A tool that lets you bind a different model to each task gets the best of both: a small fast model for autocomplete, a larger one for harder rewrites.
The short version
Install Ollama, run ollama pull llama3.1, and connect a desktop assistant that calls localhost:11434 - that is a complete local AI setup, private and offline, with no subscription. Typilot ships the assistant half on macOS, Windows, and Linux with a 3-day free trial; the Ollama setup guide covers the details, and the security page documents exactly what stays on your machine.
Common questions.
How do I run a local LLM?+
Install Ollama (free, open source), download a model with a command like "ollama pull llama3.1", and connect a desktop app that calls Ollama at http://localhost:11434. The model then runs entirely on your own machine.
Is Ollama free?+
Yes. Ollama is free and open source, with no account or API key required. The models it runs are open-weight, and because everything runs locally there are no per-token or per-month fees.

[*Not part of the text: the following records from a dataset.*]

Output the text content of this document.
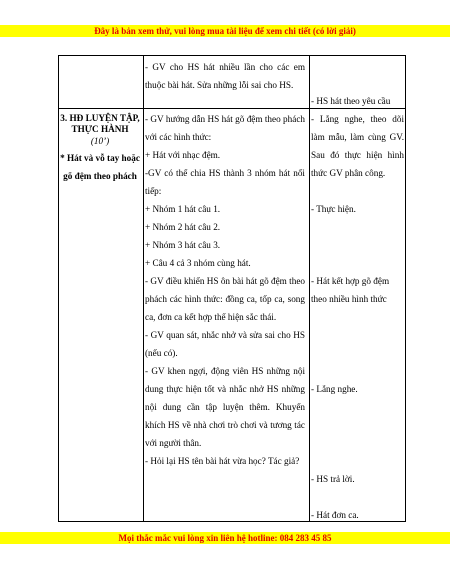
Đây là bản xem thử, vui lòng mua tài liệu để xem chi tiết (có lời giải)
- GV cho HS hát nhiều lần cho các em thuộc bài hát. Sửa những lỗi sai cho HS.
- HS hát theo yêu cầu
3. HĐ LUYỆN TẬP, THỰC HÀNH
(10’)
* Hát và vỗ tay hoặc gõ đệm theo phách

- GV hướng dẫn HS hát gõ đệm theo phách với các hình thức:

+ Hát với nhạc đệm.

-GV có thể chia HS thành 3 nhóm hát nối tiếp:

+ Nhóm 1 hát câu 1.

+ Nhóm 2 hát câu 2.

+ Nhóm 3 hát câu 3.

+ Câu 4 cả 3 nhóm cùng hát.

- GV điều khiển HS ôn bài hát gõ đệm theo phách các hình thức: đồng ca, tốp ca, song ca, đơn ca kết hợp thể hiện sắc thái.

- GV quan sát, nhắc nhở và sửa sai cho HS (nếu có).

- GV khen ngợi, động viên HS những nội dung thực hiện tốt và nhắc nhở HS những nội dung cần tập luyện thêm. Khuyến khích HS về nhà chơi trò chơi và tương tác với người thân.

- Hỏi lại HS tên bài hát vừa học? Tác giả?

- Lắng nghe, theo dõi làm mẫu, làm cùng GV. Sau đó thực hiện hình thức GV phân công.
- Thực hiện.
- Hát kết hợp gõ đệm theo nhiều hình thức
- Lắng nghe.
- HS trả lời.
- Hát đơn ca.
Mọi thắc mắc vui lòng xin liên hệ hotline: 084 283 45 85
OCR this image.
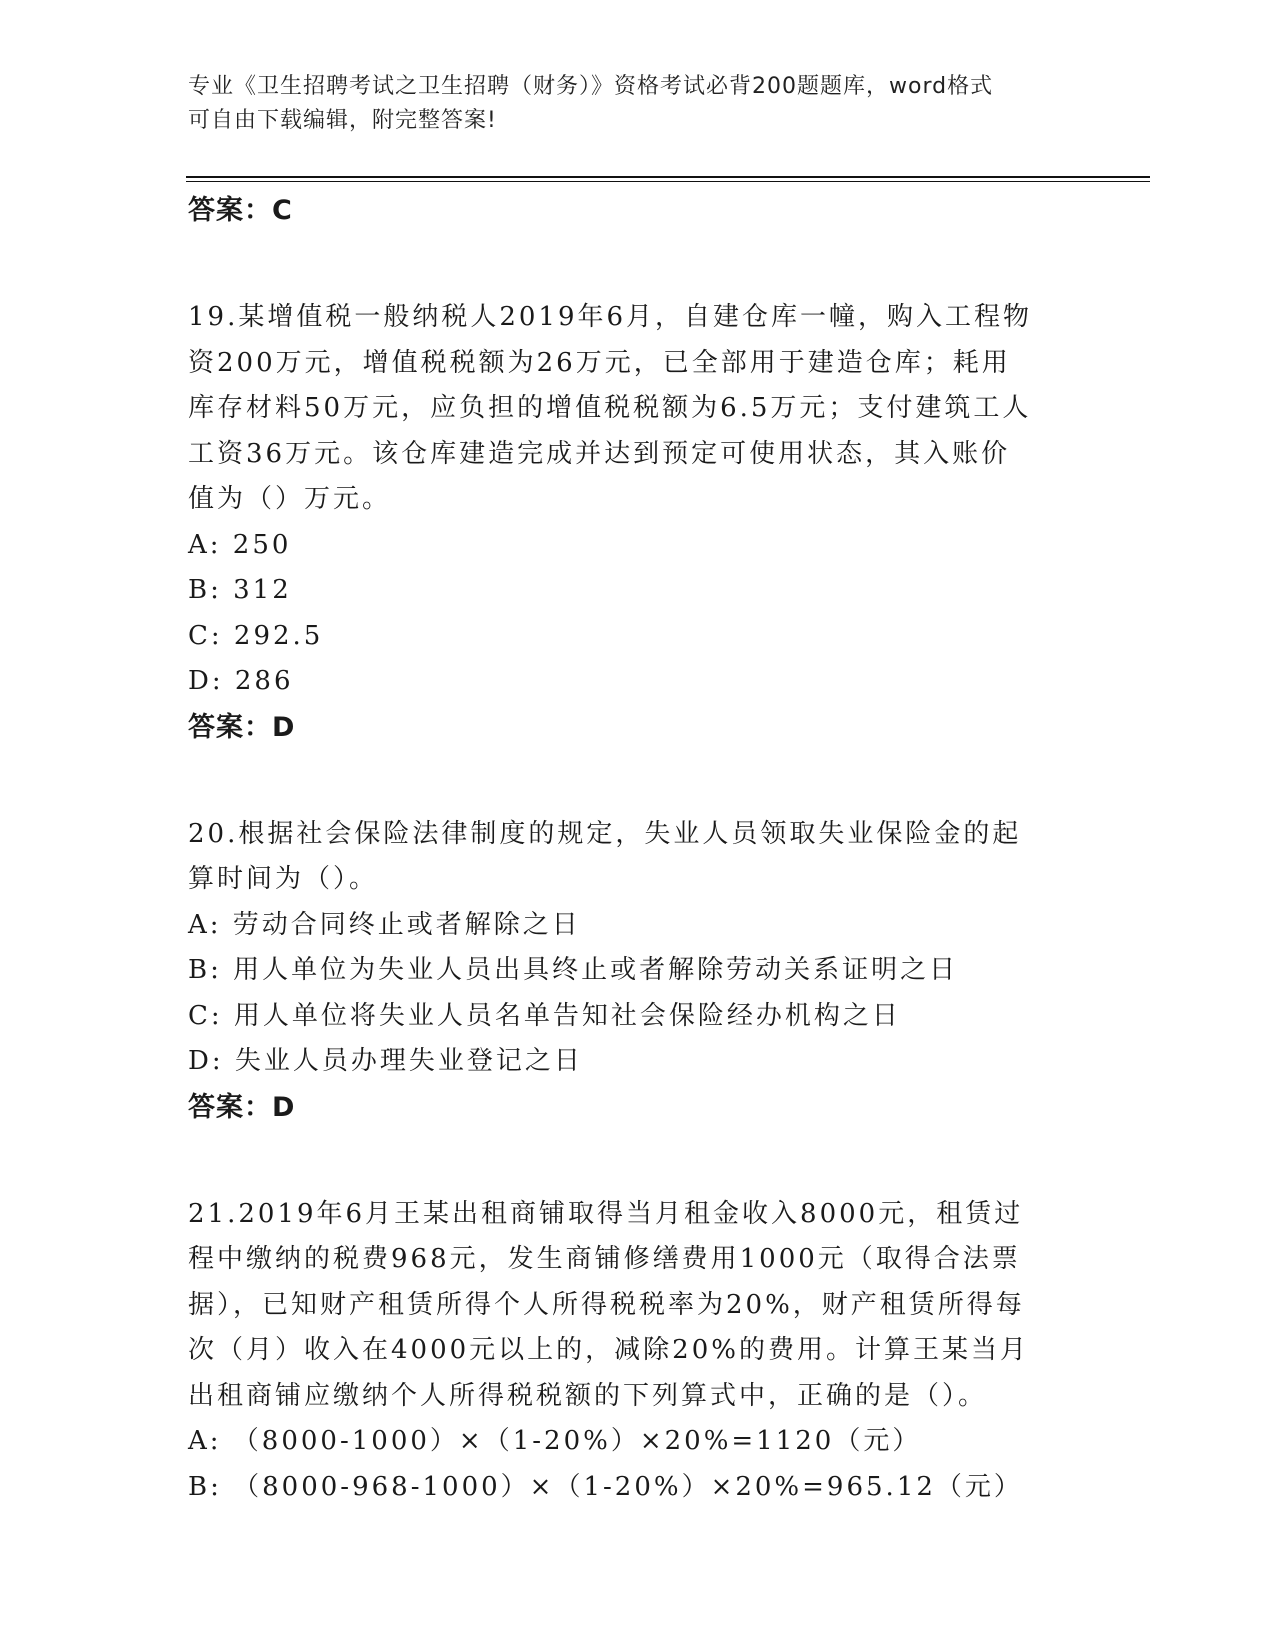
专业《卫生招聘考试之卫生招聘（财务）》资格考试必背200题题库，word格式
可自由下载编辑，附完整答案!
答案：C

19.某增值税一般纳税人2019年6月，自建仓库一幢，购入工程物资200万元，增值税税额为26万元，已全部用于建造仓库；耗用库存材料50万元，应负担的增值税税额为6.5万元；支付建筑工人工资36万元。该仓库建造完成并达到预定可使用状态，其入账价值为（）万元。

A: 250
B: 312
C: 292.5
D: 286
答案：D

20.根据社会保险法律制度的规定，失业人员领取失业保险金的起算时间为（）。

A: 劳动合同终止或者解除之日
B: 用人单位为失业人员出具终止或者解除劳动关系证明之日
C: 用人单位将失业人员名单告知社会保险经办机构之日
D: 失业人员办理失业登记之日
答案：D

21.2019年6月王某出租商铺取得当月租金收入8000元，租赁过程中缴纳的税费968元，发生商铺修缮费用1000元（取得合法票据），已知财产租赁所得个人所得税税率为20%，财产租赁所得每次（月）收入在4000元以上的，减除20%的费用。计算王某当月出租商铺应缴纳个人所得税税额的下列算式中，正确的是（）。

A: （8000-1000）×（1-20%）×20%=1120（元）
B: （8000-968-1000）×（1-20%）×20%=965.12（元）
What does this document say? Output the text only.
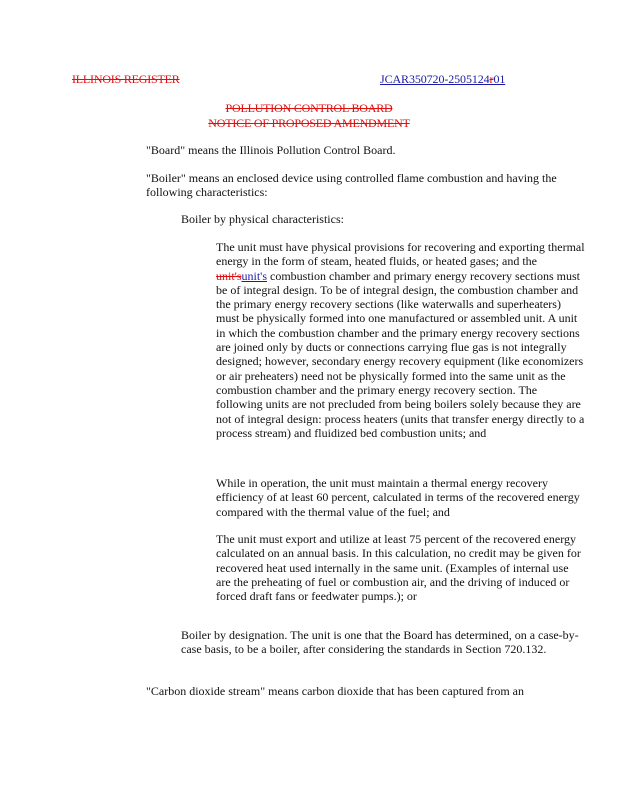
ILLINOIS REGISTER	JCAR350720-2505124r01
POLLUTION CONTROL BOARD
NOTICE OF PROPOSED AMENDMENT

"Board" means the Illinois Pollution Control Board.

"Boiler" means an enclosed device using controlled flame combustion and having the following characteristics:

Boiler by physical characteristics:

The unit must have physical provisions for recovering and exporting thermal energy in the form of steam, heated fluids, or heated gases; and the unit'sunit's combustion chamber and primary energy recovery sections must be of integral design. To be of integral design, the combustion chamber and the primary energy recovery sections (like waterwalls and superheaters) must be physically formed into one manufactured or assembled unit. A unit in which the combustion chamber and the primary energy recovery sections are joined only by ducts or connections carrying flue gas is not integrally designed; however, secondary energy recovery equipment (like economizers or air preheaters) need not be physically formed into the same unit as the combustion chamber and the primary energy recovery section. The following units are not precluded from being boilers solely because they are not of integral design: process heaters (units that transfer energy directly to a process stream) and fluidized bed combustion units; and

While in operation, the unit must maintain a thermal energy recovery efficiency of at least 60 percent, calculated in terms of the recovered energy compared with the thermal value of the fuel; and

The unit must export and utilize at least 75 percent of the recovered energy calculated on an annual basis. In this calculation, no credit may be given for recovered heat used internally in the same unit. (Examples of internal use are the preheating of fuel or combustion air, and the driving of induced or forced draft fans or feedwater pumps.); or

Boiler by designation. The unit is one that the Board has determined, on a case-by-case basis, to be a boiler, after considering the standards in Section 720.132.

"Carbon dioxide stream" means carbon dioxide that has been captured from an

How much RAM do I need to run a local AI model?+
A 7B-8B model (Llama 3.1, Mistral) runs comfortably on 16 GB of RAM and is usable on 8 GB. Smaller models like Phi-3 Mini run on 8 GB laptops; larger models benefit from a GPU.
Can a local AI assistant work offline?+
Yes. Once the model is downloaded through Ollama, the assistant runs fully offline - no internet connection is needed for inference.